Innovative artificial intelligence-based simulator for the diagnosis of interstitial lung diseases

Respiratory diseases are among the leading causes of mortality and disability worldwide. Diffuse interstitial lung diseases (DILD), such as idiopathic pulmonary fibrosis (IPF) or sarcoidosis, which cause progressive scarring of the lung tissue, impairing respiratory capacity and the body's ability to supply adequate oxygen, are of particular concern.
Diagnosing these types of pathologies is not easy as medical imaging often shows characteristics that overlap between different diseases, making it difficult to interpret. Furthermore, once the diagnosis has been made, there are currently no factors capable of predicting the course of the disease or its response to treatment. This is important in this type of disease, which has a high morbidity and mortality rate, where correct treatment has been shown to slow the disease, but delayed diagnosis and suboptimal treatment are associated with a worse prognosis.
Detecting this type of disease is not easy, as medical images often show similar signs between different pathologies, which makes analysis challenging. Furthermore, once the diagnosis is confirmed, there are still no tools available to predict how the disease will progress or how it will respond to treatment. This is particularly important because these are serious diseases with a high likelihood of complications or even death. It has been shown that proper treatment can slow their progress, but if diagnosis is delayed or treatment is inadequate, the prognosis worsens.

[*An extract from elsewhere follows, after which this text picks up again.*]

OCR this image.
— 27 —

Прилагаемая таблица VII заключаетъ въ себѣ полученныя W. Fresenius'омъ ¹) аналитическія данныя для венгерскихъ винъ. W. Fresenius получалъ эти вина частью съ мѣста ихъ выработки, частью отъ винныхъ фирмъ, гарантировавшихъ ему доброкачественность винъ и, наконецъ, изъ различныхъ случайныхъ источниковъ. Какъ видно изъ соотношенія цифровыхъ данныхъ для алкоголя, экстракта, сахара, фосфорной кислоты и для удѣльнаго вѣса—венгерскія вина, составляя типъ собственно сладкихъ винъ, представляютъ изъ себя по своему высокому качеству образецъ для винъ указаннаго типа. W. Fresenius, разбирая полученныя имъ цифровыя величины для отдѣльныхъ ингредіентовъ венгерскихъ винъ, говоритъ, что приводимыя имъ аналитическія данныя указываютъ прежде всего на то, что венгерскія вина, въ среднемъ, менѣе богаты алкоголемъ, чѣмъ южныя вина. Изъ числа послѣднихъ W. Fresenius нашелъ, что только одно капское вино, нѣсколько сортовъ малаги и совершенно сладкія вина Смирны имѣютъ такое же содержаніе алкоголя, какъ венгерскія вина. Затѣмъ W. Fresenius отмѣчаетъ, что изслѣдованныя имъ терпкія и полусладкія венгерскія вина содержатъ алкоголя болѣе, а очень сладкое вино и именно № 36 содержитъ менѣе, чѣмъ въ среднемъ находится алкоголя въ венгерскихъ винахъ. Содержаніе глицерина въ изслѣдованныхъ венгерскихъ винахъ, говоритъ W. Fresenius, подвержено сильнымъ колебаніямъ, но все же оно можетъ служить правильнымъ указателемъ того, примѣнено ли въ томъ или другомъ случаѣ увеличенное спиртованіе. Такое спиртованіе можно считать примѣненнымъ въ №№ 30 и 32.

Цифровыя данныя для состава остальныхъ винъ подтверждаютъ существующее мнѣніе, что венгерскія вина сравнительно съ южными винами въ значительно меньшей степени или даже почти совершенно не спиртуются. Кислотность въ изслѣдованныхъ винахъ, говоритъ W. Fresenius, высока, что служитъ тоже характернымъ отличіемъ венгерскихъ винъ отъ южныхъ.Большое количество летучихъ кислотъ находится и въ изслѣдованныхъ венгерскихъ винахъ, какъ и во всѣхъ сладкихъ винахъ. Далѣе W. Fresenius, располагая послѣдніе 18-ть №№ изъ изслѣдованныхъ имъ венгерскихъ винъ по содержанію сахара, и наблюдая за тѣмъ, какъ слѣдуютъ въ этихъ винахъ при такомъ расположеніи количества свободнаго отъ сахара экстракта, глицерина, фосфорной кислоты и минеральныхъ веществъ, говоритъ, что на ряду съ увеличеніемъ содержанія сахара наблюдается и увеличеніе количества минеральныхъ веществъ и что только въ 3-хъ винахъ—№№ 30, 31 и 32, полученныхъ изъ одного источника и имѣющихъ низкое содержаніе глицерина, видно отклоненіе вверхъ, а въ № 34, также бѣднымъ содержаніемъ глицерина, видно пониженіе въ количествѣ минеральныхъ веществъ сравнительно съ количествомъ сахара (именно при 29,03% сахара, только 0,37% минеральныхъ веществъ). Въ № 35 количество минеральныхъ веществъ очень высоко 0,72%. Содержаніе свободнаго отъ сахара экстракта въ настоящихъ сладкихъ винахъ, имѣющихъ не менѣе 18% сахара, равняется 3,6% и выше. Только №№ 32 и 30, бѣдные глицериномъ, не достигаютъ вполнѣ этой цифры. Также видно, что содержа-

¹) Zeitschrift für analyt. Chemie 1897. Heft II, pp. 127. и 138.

With this in mind, the multinational tech company GMV, in collaboration with the Hospital Universitario La Paz and the Universidad Complutense de Madrid, has taken up the challenge proposed by the Center for Technological Development and Innovation (CDTI): developing a simulator based on artificial intelligence (AI) that makes it possible to understand and predict the course of interstitial lung diseases.

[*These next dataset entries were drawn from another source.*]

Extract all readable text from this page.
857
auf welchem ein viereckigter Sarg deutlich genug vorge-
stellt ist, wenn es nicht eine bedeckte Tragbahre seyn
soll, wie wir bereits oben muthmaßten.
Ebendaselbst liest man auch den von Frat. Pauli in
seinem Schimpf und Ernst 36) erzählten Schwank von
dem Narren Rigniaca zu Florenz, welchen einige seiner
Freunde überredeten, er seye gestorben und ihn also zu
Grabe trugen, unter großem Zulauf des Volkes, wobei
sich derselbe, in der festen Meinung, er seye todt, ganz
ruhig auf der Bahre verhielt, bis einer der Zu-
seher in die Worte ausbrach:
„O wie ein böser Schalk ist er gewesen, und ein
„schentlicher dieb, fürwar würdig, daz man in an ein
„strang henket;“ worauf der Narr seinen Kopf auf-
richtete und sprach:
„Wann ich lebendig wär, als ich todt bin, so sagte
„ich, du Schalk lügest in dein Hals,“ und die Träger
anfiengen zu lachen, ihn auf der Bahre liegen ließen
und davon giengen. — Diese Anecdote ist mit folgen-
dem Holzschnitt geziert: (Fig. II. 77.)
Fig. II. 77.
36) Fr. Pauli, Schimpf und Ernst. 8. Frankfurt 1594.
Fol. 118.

Disruptive advances in medical imaging
The GMV-developed simulator will use advanced analysis of computed tomography (CT) images, enabling the artificial intelligence to pinpoint all visible patterns in X-rays related to DILDs. It will also be able to determine the main pattern and indicate if it is a fibrotic disease.
Additionally, one of the project's most innovative features is the AI's ability to predict the course of the disease by integrating medical imaging with respiratory function tests. This predictive capacity is expected to help specialists predict how the disease will progress and adapt treatments to each patient's specific needs, significantly improving their quality of life.
Beyond lung diseases, this project lays the foundations for a broader integration of artificial intelligence in other medical areas, thanks to a multidisciplinary approach that brings together experts in biomedical engineering, radiology, pulmonology, and AI.
The company just presented its design proposal as part of the first phase of the pre-commercial public procurement launched by the CDTI. This project is financed with the center's own funds and through the Recovery and Resilience Mechanism (RRM), within the Recovery, Transformation and Resilience Plan (RTRP), financed by the European Union - NextGenerationEU.